21 Jan, 2010
DPA
Phnom Penh - Thailand's fugitive former premier Thaksin Shinawatra left Cambodia for Dubai Thursday afternoon following an overnight visit, Cambodian government spokesman Prak Sokhon said. The visit was Thaksin's third to the Cambodian capital since being named an economic adviser to the government there in October, a move that put further strains on the already tense relationship between Thailand and Cambodia.
Prak Sokhon said he did not know whether Thaksin had met members of Puea Thai, the opposition political party in Thailand with which he is linked, during his stay.
On previous visits to Cambodia Thaksin met his political supporters from Thailand, who have vowed to escalate anti-government protests there.

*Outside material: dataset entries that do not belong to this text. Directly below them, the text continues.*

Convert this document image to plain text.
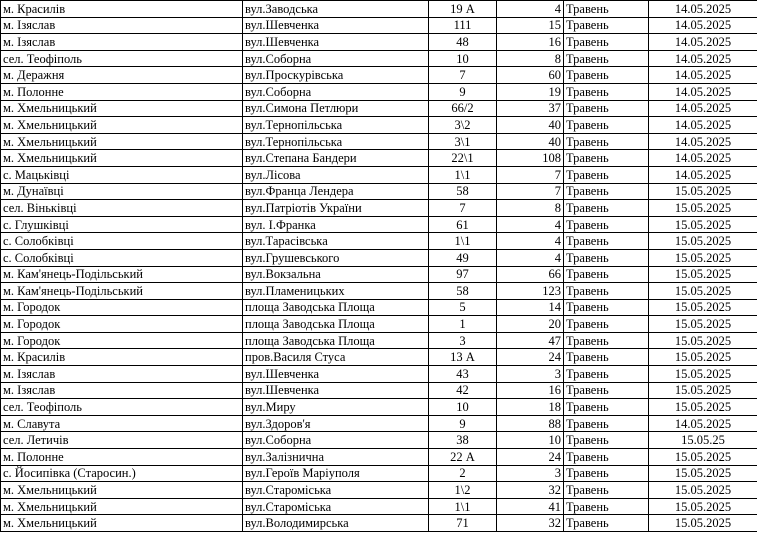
м. Красилів	вул.Заводська	19 А	4	Травень	14.05.2025
м. Ізяслав	вул.Шевченка	111	15	Травень	14.05.2025
м. Ізяслав	вул.Шевченка	48	16	Травень	14.05.2025
сел. Теофіполь	вул.Соборна	10	8	Травень	14.05.2025
м. Деражня	вул.Проскурівська	7	60	Травень	14.05.2025
м. Полонне	вул.Соборна	9	19	Травень	14.05.2025
м. Хмельницький	вул.Симона Петлюри	66/2	37	Травень	14.05.2025
м. Хмельницький	вул.Тернопільська	3\2	40	Травень	14.05.2025
м. Хмельницький	вул.Тернопільська	3\1	40	Травень	14.05.2025
м. Хмельницький	вул.Степана Бандери	22\1	108	Травень	14.05.2025
с. Мацьківці	вул.Лісова	1\1	7	Травень	14.05.2025
м. Дунаївці	вул.Франца Лендера	58	7	Травень	15.05.2025
сел. Віньківці	вул.Патріотів України	7	8	Травень	15.05.2025
с. Глушківці	вул. І.Франка	61	4	Травень	15.05.2025
с. Солобківці	вул.Тарасівська	1\1	4	Травень	15.05.2025
с. Солобківці	вул.Грушевського	49	4	Травень	15.05.2025
м. Кам'янець-Подільський	вул.Вокзальна	97	66	Травень	15.05.2025
м. Кам'янець-Подільський	вул.Пламеницьких	58	123	Травень	15.05.2025
м. Городок	площа Заводська Площа	5	14	Травень	15.05.2025
м. Городок	площа Заводська Площа	1	20	Травень	15.05.2025
м. Городок	площа Заводська Площа	3	47	Травень	15.05.2025
м. Красилів	пров.Василя Стуса	13 А	24	Травень	15.05.2025
м. Ізяслав	вул.Шевченка	43	3	Травень	15.05.2025
м. Ізяслав	вул.Шевченка	42	16	Травень	15.05.2025
сел. Теофіполь	вул.Миру	10	18	Травень	15.05.2025
м. Славута	вул.Здоров'я	9	88	Травень	14.05.2025
сел. Летичів	вул.Соборна	38	10	Травень	15.05.25
м. Полонне	вул.Залізнична	22 А	24	Травень	15.05.2025
с. Йосипівка (Старосин.)	вул.Героїв Маріуполя	2	3	Травень	15.05.2025
м. Хмельницький	вул.Староміська	1\2	32	Травень	15.05.2025
м. Хмельницький	вул.Староміська	1\1	41	Травень	15.05.2025
м. Хмельницький	вул.Володимирська	71	32	Травень	15.05.2025
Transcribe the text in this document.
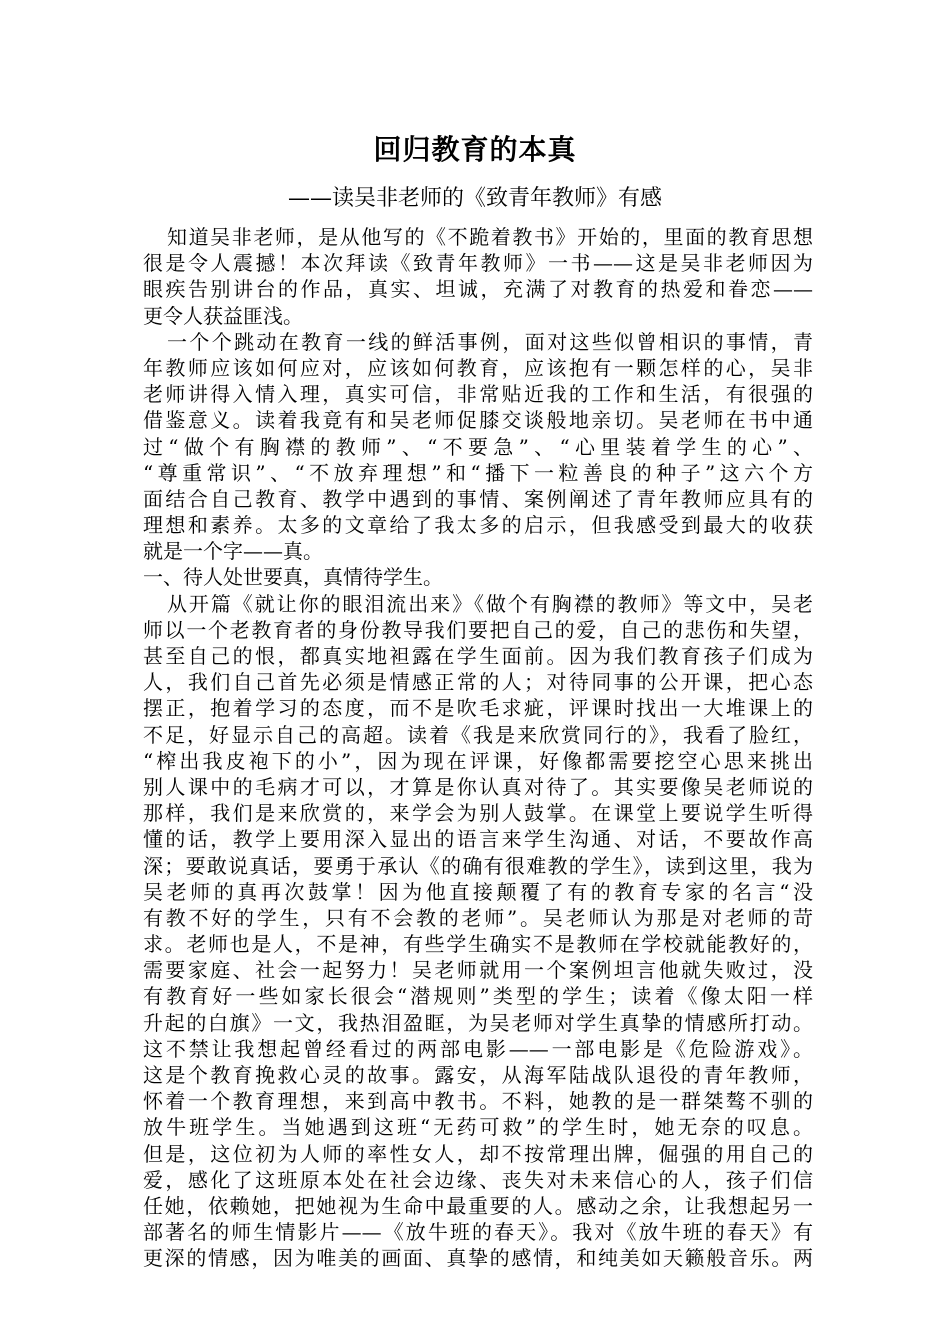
回归教育的本真
——读吴非老师的《致青年教师》有感
知道吴非老师，是从他写的《不跪着教书》开始的，里面的教育思想
很是令人震撼！本次拜读《致青年教师》一书——这是吴非老师因为
眼疾告别讲台的作品，真实、坦诚，充满了对教育的热爱和眷恋——
更令人获益匪浅。
一个个跳动在教育一线的鲜活事例，面对这些似曾相识的事情，青
年教师应该如何应对，应该如何教育，应该抱有一颗怎样的心，吴非
老师讲得入情入理，真实可信，非常贴近我的工作和生活，有很强的
借鉴意义。读着我竟有和吴老师促膝交谈般地亲切。吴老师在书中通
过“做个有胸襟的教师”、“不要急”、“心里装着学生的心”、
“尊重常识”、“不放弃理想”和“播下一粒善良的种子”这六个方
面结合自己教育、教学中遇到的事情、案例阐述了青年教师应具有的
理想和素养。太多的文章给了我太多的启示，但我感受到最大的收获
就是一个字——真。
一、待人处世要真，真情待学生。
从开篇《就让你的眼泪流出来》《做个有胸襟的教师》等文中，吴老
师以一个老教育者的身份教导我们要把自己的爱，自己的悲伤和失望，
甚至自己的恨，都真实地袒露在学生面前。因为我们教育孩子们成为
人，我们自己首先必须是情感正常的人；对待同事的公开课，把心态
摆正，抱着学习的态度，而不是吹毛求疵，评课时找出一大堆课上的
不足，好显示自己的高超。读着《我是来欣赏同行的》，我看了脸红，
“榨出我皮袍下的小”，因为现在评课，好像都需要挖空心思来挑出
别人课中的毛病才可以，才算是你认真对待了。其实要像吴老师说的
那样，我们是来欣赏的，来学会为别人鼓掌。在课堂上要说学生听得
懂的话，教学上要用深入显出的语言来学生沟通、对话，不要故作高
深；要敢说真话，要勇于承认《的确有很难教的学生》，读到这里，我为
吴老师的真再次鼓掌！因为他直接颠覆了有的教育专家的名言“没
有教不好的学生，只有不会教的老师”。吴老师认为那是对老师的苛
求。老师也是人，不是神，有些学生确实不是教师在学校就能教好的，
需要家庭、社会一起努力！吴老师就用一个案例坦言他就失败过，没
有教育好一些如家长很会“潜规则”类型的学生；读着《像太阳一样
升起的白旗》一文，我热泪盈眶，为吴老师对学生真挚的情感所打动。
这不禁让我想起曾经看过的两部电影——一部电影是《危险游戏》。
这是个教育挽救心灵的故事。露安，从海军陆战队退役的青年教师，
怀着一个教育理想，来到高中教书。不料，她教的是一群桀骜不驯的
放牛班学生。当她遇到这班“无药可救”的学生时，她无奈的叹息。
但是，这位初为人师的率性女人，却不按常理出牌，倔强的用自己的
爱，感化了这班原本处在社会边缘、丧失对未来信心的人，孩子们信
任她，依赖她，把她视为生命中最重要的人。感动之余，让我想起另一
部著名的师生情影片——《放牛班的春天》。我对《放牛班的春天》有
更深的情感，因为唯美的画面、真挚的感情，和纯美如天籁般音乐。两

Describing Thaksin's stay in Cambodia as "a stopover" en route to Dubai, Prak Sokhon said the former premier had not discussed the economy with government officials or with Prime Minister Hun Sen, with whom he dined Wednesday evening.
"When politicians meet politicians, they talk about politics," he said.
The visit was unlikely to improve ties between Thailand and Cambodia, which remain at their lowest level in years. Cambodia appointed Thaksin, who has a two-year jail sentence still to serve in Thailand for abuse of power, as an economic adviser to the government and to Hun Sen.
Those appointments and Phnom Penh's refusal to extradite Thaksin outraged Bangkok and saw both countries withdraw their ambassadors and senior embassy staff.
The ambassadors have yet to return. This month, the Cambodian government rejected a demand by Thai Foreign Minister Kasit Piromya that Phnom Penh dismiss Thaksin as an adviser before relations between the two countries could improve.
Bangkok considers the appointment of Thaksin, the de facto opposition leader, as interference in its internal politics. Thaksin was prime minister of Thailand from 2001 to 2006 before being toppled in a bloodless coup. He fled the country and has lived in self-imposed exile, mostly in Dubai, since August 2008.
The relationship between the two neighbours has been tense for more than a year with a number of clashes reported between their troops over a disputed piece of land near the 11th-century Preah Vihear border temple in northern Cambodia.